Optimizing code style: Your golden references are functions written the way you like. The evaluator compares generated code against these exemplars. Agents iterate on formatting rules, naming conventions, abstraction patterns. The output matches your taste in code.
The Regime Shift
We were previously in a regime where optimization required objective metrics. Loss functions, accuracy scores, bits-per-byte. Now we are in a regime where we can optimize anything a multimodal LLM can judge, so long as we give it stable references to judge against.

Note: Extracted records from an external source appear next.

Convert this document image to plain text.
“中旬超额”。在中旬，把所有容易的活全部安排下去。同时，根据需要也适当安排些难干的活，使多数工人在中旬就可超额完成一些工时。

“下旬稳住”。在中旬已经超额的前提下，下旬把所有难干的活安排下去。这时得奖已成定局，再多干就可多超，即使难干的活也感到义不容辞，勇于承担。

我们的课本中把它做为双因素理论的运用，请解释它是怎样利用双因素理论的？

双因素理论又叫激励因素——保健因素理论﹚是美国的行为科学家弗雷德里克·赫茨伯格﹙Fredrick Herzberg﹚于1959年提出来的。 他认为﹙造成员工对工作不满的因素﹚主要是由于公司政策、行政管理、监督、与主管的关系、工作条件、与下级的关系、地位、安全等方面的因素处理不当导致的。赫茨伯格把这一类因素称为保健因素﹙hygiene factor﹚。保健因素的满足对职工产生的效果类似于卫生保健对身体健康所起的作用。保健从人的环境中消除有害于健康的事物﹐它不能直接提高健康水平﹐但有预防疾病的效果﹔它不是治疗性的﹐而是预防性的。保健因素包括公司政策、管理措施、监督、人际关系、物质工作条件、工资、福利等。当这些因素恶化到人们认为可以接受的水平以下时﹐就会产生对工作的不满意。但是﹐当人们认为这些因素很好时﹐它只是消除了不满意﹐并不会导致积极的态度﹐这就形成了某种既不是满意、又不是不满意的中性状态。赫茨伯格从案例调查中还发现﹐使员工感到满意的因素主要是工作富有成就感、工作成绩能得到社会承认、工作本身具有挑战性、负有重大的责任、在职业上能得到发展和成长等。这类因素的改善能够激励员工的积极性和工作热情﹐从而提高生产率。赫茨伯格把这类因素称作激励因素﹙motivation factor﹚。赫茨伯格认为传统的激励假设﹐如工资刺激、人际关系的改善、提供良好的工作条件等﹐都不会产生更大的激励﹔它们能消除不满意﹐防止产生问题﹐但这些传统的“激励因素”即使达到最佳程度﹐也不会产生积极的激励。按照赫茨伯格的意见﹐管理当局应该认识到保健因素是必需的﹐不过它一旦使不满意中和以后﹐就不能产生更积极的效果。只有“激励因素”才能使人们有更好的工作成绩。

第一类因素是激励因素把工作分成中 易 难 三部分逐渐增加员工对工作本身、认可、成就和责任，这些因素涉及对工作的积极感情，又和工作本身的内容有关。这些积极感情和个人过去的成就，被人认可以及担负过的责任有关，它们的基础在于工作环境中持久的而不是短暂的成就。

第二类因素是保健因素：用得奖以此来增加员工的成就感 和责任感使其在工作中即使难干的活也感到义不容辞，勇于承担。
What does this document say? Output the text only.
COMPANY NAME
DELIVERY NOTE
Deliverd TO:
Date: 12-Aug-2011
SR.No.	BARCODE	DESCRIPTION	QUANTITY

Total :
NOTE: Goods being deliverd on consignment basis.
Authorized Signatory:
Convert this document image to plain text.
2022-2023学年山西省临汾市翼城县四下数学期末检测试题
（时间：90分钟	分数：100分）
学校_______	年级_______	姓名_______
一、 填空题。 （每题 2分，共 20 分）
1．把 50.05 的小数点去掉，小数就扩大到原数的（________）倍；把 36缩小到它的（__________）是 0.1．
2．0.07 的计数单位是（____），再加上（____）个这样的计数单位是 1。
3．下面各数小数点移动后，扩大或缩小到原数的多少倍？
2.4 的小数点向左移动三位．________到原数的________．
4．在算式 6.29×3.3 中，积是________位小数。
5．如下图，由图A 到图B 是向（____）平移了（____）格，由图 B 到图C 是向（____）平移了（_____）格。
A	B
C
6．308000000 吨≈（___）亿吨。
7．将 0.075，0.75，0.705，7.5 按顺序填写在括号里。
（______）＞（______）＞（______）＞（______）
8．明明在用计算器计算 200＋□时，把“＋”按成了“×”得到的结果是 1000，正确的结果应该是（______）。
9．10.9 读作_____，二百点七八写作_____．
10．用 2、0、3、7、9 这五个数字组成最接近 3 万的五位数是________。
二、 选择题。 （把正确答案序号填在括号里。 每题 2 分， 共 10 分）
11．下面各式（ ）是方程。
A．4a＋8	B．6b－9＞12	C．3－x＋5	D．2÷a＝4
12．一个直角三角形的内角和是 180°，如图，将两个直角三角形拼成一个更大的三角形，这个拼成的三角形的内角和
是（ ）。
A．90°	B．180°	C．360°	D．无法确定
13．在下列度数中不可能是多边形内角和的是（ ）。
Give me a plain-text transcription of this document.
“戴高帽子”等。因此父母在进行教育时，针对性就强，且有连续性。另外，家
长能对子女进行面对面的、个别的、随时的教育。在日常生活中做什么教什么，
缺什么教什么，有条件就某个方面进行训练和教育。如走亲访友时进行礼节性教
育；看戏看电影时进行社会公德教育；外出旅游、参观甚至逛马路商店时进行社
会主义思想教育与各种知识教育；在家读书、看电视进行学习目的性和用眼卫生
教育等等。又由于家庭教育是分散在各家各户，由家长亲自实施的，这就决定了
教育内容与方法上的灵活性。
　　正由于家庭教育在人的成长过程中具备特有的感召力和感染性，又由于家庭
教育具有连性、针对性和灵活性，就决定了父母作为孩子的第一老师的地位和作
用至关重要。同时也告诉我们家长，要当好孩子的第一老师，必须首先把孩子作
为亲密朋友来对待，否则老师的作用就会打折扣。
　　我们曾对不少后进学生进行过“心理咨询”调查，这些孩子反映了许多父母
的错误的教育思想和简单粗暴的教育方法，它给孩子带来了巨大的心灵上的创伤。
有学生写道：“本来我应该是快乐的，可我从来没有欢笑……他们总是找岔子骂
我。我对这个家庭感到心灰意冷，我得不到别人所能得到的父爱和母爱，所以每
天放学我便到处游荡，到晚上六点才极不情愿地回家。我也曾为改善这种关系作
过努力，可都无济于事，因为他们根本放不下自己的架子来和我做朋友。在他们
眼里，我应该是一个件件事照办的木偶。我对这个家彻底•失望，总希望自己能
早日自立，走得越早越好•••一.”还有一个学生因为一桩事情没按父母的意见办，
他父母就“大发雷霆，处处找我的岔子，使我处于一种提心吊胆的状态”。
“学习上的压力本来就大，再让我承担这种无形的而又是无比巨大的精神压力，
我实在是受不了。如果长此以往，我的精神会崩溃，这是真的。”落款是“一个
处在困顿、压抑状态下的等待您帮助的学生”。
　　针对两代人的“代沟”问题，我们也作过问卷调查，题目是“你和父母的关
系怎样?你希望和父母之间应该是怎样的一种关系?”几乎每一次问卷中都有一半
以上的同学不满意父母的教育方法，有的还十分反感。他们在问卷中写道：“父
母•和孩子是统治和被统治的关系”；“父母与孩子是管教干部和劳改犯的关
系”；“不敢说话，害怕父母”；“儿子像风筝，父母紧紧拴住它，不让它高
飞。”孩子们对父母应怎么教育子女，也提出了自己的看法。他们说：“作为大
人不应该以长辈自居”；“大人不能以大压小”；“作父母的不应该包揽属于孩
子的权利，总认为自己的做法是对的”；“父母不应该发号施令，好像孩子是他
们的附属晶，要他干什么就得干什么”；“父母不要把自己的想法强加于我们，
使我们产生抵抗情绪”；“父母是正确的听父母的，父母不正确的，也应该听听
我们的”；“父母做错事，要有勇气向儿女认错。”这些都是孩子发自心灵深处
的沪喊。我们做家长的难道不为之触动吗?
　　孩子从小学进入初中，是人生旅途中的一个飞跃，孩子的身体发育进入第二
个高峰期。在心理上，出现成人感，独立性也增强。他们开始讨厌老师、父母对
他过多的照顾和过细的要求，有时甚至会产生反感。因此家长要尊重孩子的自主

The combination is simple:
- Golden references give you a stable target (the “what”)
- LLM-as-judge gives you a stable evaluator (the “how to measure”)
- Evolutionary search gives you a stable optimization process (the “how to improve”)
Goodhart’s law still applies. If you only value one dimension, you will over-optimize for it. But biological evolution managed to ratchet from bacteria to fish to primates building semiconductors using a single fitness function. The key is that the fitness function was rich enough. Your golden references encode richness. Twenty examples of great writing carry more signal than any written rubric.
The evaluator-optimizer loop is the general pattern. Golden references are what make it work for subjective domains. Evolutionary search is what makes it automatic. Together they let you point at examples of what you want and say “more like this,” then walk away while agents converge on it.